Newt’s ex-wife unloads: ‘He wanted an open marriage’

By WND Staff

WASHINGTON – Former House Speaker Newt Gingrich lacks the moral character to serve as president, his second ex-wife Marianne Gingrich tells ABC News.

In her first television interview since the 1999 divorce, to be broadcast tonight on “Nightline,” Marianne says  his campaign positions on the sanctity of marriage and the importance of family values do not square with what she saw during their 18 years of marriage.

The ex-Mrs. Gingrich tells reporter Brian Ross that Newt sought an “open marriage” arrangement so he could have a mistress and a wife.

She said when Gingrich admitted to a six-year affair with a congressional aide, he asked her if she would share him with the other woman, Callista, who is now married to Gingrich.

“And I just stared at him and he said, ‘Callista doesn’t care what I do,'” Marianne Gingrich told ABC News. “He wanted an open marriage and I refused.”

Marianne described her “shock” at Gingrich’s behavior, including how she says she learned he conducted his affair with Callista “in my bedroom in our apartment in Washington.”

Mrs. Gingrich gave an interview to Esquire last year in which she said: “He believes that what he says in public and how he lives don’t have to be connected. When you try and change your history too much, and try and recolor it because you don’t like the way it was or you want it to be different to prove something new … you lose touch with who you really are. … There’s a vacancy, kind of scary, isn’t it.”

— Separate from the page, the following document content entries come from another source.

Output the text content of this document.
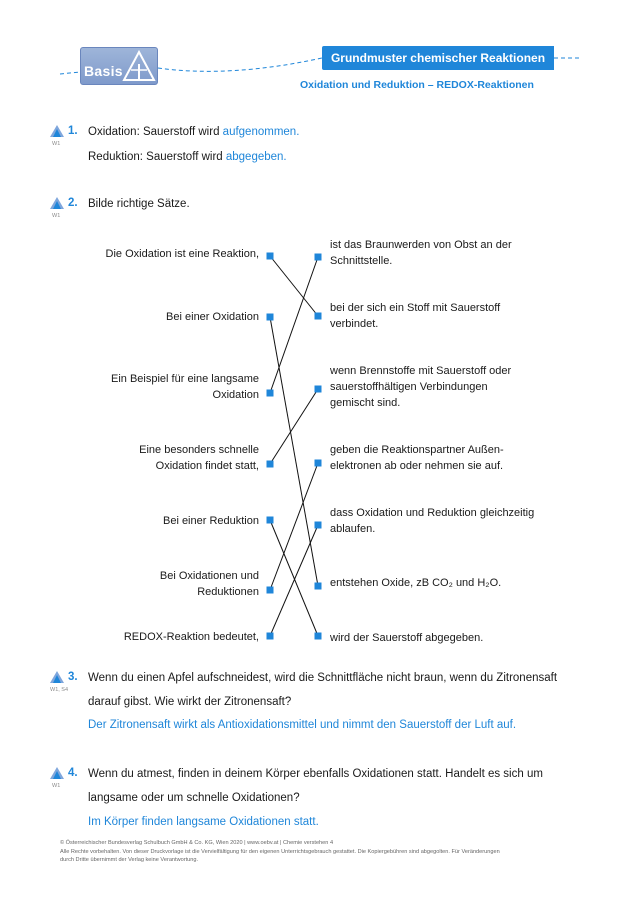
Basis
Grundmuster chemischer Reaktionen
Oxidation und Reduktion – REDOX-Reaktionen
W1
1. Oxidation: Sauerstoff wird aufgenommen.
Reduktion: Sauerstoff wird abgegeben.
W1
2. Bilde richtige Sätze.
Die Oxidation ist eine Reaktion,
Bei einer Oxidation
Ein Beispiel für eine langsame
Oxidation
Eine besonders schnelle
Oxidation findet statt,
Bei einer Reduktion
Bei Oxidationen und
Reduktionen
REDOX-Reaktion bedeutet,
ist das Braunwerden von Obst an der
Schnittstelle.
bei der sich ein Stoff mit Sauerstoff
verbindet.
wenn Brennstoffe mit Sauerstoff oder
sauerstoffhältigen Verbindungen
gemischt sind.
geben die Reaktionspartner Außen-
elektronen ab oder nehmen sie auf.
dass Oxidation und Reduktion gleichzeitig
ablaufen.
entstehen Oxide, zB CO₂ und H₂O.
wird der Sauerstoff abgegeben.
W1, S4
3. Wenn du einen Apfel aufschneidest, wird die Schnittfläche nicht braun, wenn du Zitronensaft
darauf gibst. Wie wirkt der Zitronensaft?
Der Zitronensaft wirkt als Antioxidationsmittel und nimmt den Sauerstoff der Luft auf.
W1
4. Wenn du atmest, finden in deinem Körper ebenfalls Oxidationen statt. Handelt es sich um
langsame oder um schnelle Oxidationen?
Im Körper finden langsame Oxidationen statt.
© Österreichischer Bundesverlag Schulbuch GmbH & Co. KG, Wien 2020 | www.oebv.at | Chemie verstehen 4
Alle Rechte vorbehalten. Von dieser Druckvorlage ist die Vervielfältigung für den eigenen Unterrichtsgebrauch gestattet. Die Kopiergebühren sind abgegolten. Für Veränderungen
durch Dritte übernimmt der Verlag keine Verantwortung.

Gingrich’s two daughters from his first marriage issued a letter to ABC executives in response to reports about the interview.

“ABC News or other campaigns may want to talk about the past, just days before an important primary election,” Kathy Lubbers and Jackie Cushman wrote in their letter to the network, released to members of the news media. “But Newt is going to talk to the people of South Carolina about the future – about job creation, lower taxes, and about who can defeat Barack Obama by providing the sharpest contrast to his damaging, extreme liberalism. We are confident this is the conversation the people of South Carolina are interested in having.”

Lubbers and Cushmann called the failure of a marriage “a terrible and emotional experience for everyone involved” and said that anyone who has experienced it understands “it is a personal tragedy filled with regrets, and sometimes differing memories of events.”

Gingrich is currently running second to Mitt Romney in polling in South Carolina, which holds its primary vote Saturday. A Time/CNN poll released today shows 33 percent of voters favoring Romney, with 23 percent for Gingrich.